Brooklyn Nine-Nine Season 6 Episode 11: The Therapist Review

Keith NoakesMarch 22, 201917038 min

For our review of the last episode of Brooklyn Nine-Nine, click here.

Synopsis: Charles gets Jake involved in a case where a therapist reports one of his patients missing; Holt learns that Rosa has a new girlfriend whom everyone else has met; Amy thinks she mistakenly received a package for Terry. (IMDB)

Writer: Jeff Topolski

Director: Rebecca Addelman

Rating: TV-14

Running Time: 22mins

Airs: Thursdays at 8:30pm on CityTV (Canada)/9pm on NBC (United States)

This great episode packs so much content in its 22 minutes.

The cold open saw Jake think of an elaborate b-word office bowling game, using Charles as a ball. An old woman came out of nowhere and contributed one more b with babushka.

Charles had a potential case where a woman was reported missing by her psychiatrist named Dr. William Tate (David Paymer) who believed that her husband may have had mental break and did something to her. The conversation then shifted to Jake never having gone to therapy before since he believed he didn’t need it despite everything that had happened to him. Also, he didn’t trust therapists.
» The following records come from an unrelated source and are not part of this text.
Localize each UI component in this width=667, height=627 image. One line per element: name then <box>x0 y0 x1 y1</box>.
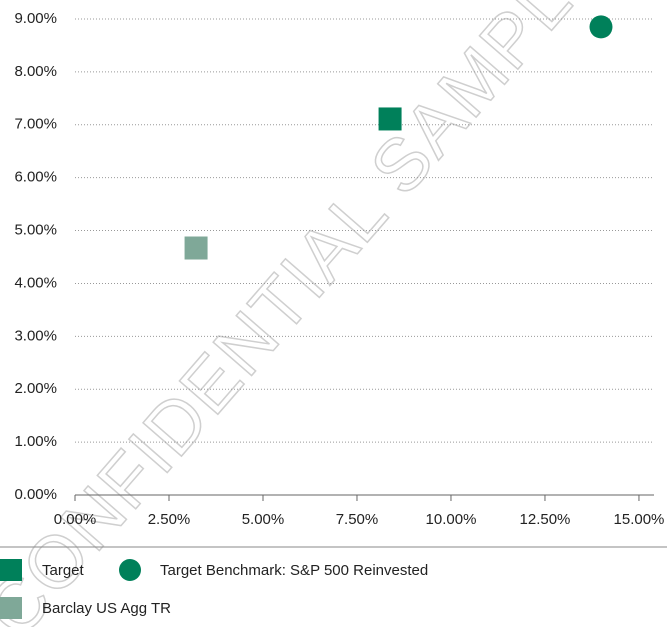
x-tick-label: 7.50% <box>336 511 379 528</box>
x-tick-label: 2.50% <box>148 511 191 528</box>
y-tick-label: 7.00% <box>14 116 57 133</box>
legend-label: Target <box>42 562 85 579</box>
y-tick-label: 5.00% <box>14 222 57 239</box>
watermark: CONFIDENTIAL SAMPLE <box>0 0 622 627</box>
y-tick-label: 0.00% <box>14 486 57 503</box>
x-tick-label: 0.00% <box>54 511 97 528</box>
y-tick-label: 8.00% <box>14 63 57 80</box>
x-tick-label: 12.50% <box>520 511 571 528</box>
legend-marker <box>119 559 141 581</box>
y-tick-label: 6.00% <box>14 169 57 186</box>
point <box>378 107 402 131</box>
point <box>589 15 613 39</box>
y-tick-label: 4.00% <box>14 274 57 291</box>
y-tick-label: 2.00% <box>14 380 57 397</box>
legend-marker <box>0 597 22 619</box>
x-tick-label: 5.00% <box>242 511 285 528</box>
y-tick-label: 9.00% <box>14 10 57 27</box>
y-tick-label: 1.00% <box>14 433 57 450</box>
y-tick-label: 3.00% <box>14 327 57 344</box>
point <box>184 236 208 260</box>
legend-label: Target Benchmark: S&P 500 Reinvested <box>160 562 428 579</box>
x-tick-label: 10.00% <box>426 511 477 528</box>
legend-label: Barclay US Agg TR <box>42 600 171 617</box>
legend-marker <box>0 559 22 581</box>
x-tick-label: 15.00% <box>614 511 665 528</box>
When Jake and Charles met Dr. Tate, he told him about a call he received from the missing woman’s husband. Jake got defensive when unprompted by Dr. Tate. They had no evidence and their suspect was missing. Dr. Tate tagged along while they investigated the husband’s apartment (and brought up how Charles can be overly sexual sometimes and of course he would run off a few funny sexual references). Jake believed that Dr. Tate was having an affair with the missing woman and was their killer but Charles was skeptical.

While it was Charles’ case, Jake would go behind his back and search Dr. Tate’s office. In trying to escape, he found himself pretending to be another therapists’ patient who happened to have multiple personalities. Jake was forced to act out all the personalities so he could keep watch on Dr. Tate nearby. When Jake thought he had gotten away, Dr. Tate was waiting in his car with a gun. Jake was right and Dr. Tate had killed the missing woman and her husband (and a few more people). His time with Dr. Tate evolved into a suprisingly breakthrough therapy session.

Holt invited Rosa and her girlfriend Jocelyn (Cameron Esposito) to dinner at his house, however, she was not open to the idea because she believed he was too judgmental. Holt continued to try and prove to Rosa that he was not judgmental. She would find agree to bring Jocelyn to the bar with Holt but instead of Jocelyn, she hired an actress. Rosa and Holt weren’t close and she was afraid that Holt wouldn’t like Jocelyn. Rosa valued Holt’s opinion. After meeting Jocelyn in the break room, he liked her so Rosa agreed to take her to dinner at his house.

Terry got embarrassed by a delivery to him that Amy got by mistake, including a sex tip book. He would go out of his way to show that the book wasn’t his including putting up lost book flyers throughout the precinct. Scully later claimed the book, however, he was pretending so he can secretly give it to Terry.

While Jake was talking to Dr. Tate, he was using his skill of texting without looking at his phone to alert Charles (or at least that’s what he thought but Charles eventually got the message) who saved him and arrested Dr. Tate. Jake was now open to therapy while Charles made one more sexual reference.

Overall, The Therapist was an excellent episode of Brooklyn Nine-Nine that managed to fit in three compelling subplots while allowing Jake to grow as a character. Either way would have been nice but it was fun to watch Jake’s arc over the course of the episode. The Terry subplot was strong and the episode had just enough of it to keep it from being too mean-spirited. Rosa and Holt are great characters because of Stephanie Beatriz and Andre Braugher so it was nice to see them grow closer here. Episodes that utilize all the characters in effective ways have been the most successful and lets hope we get more of the same.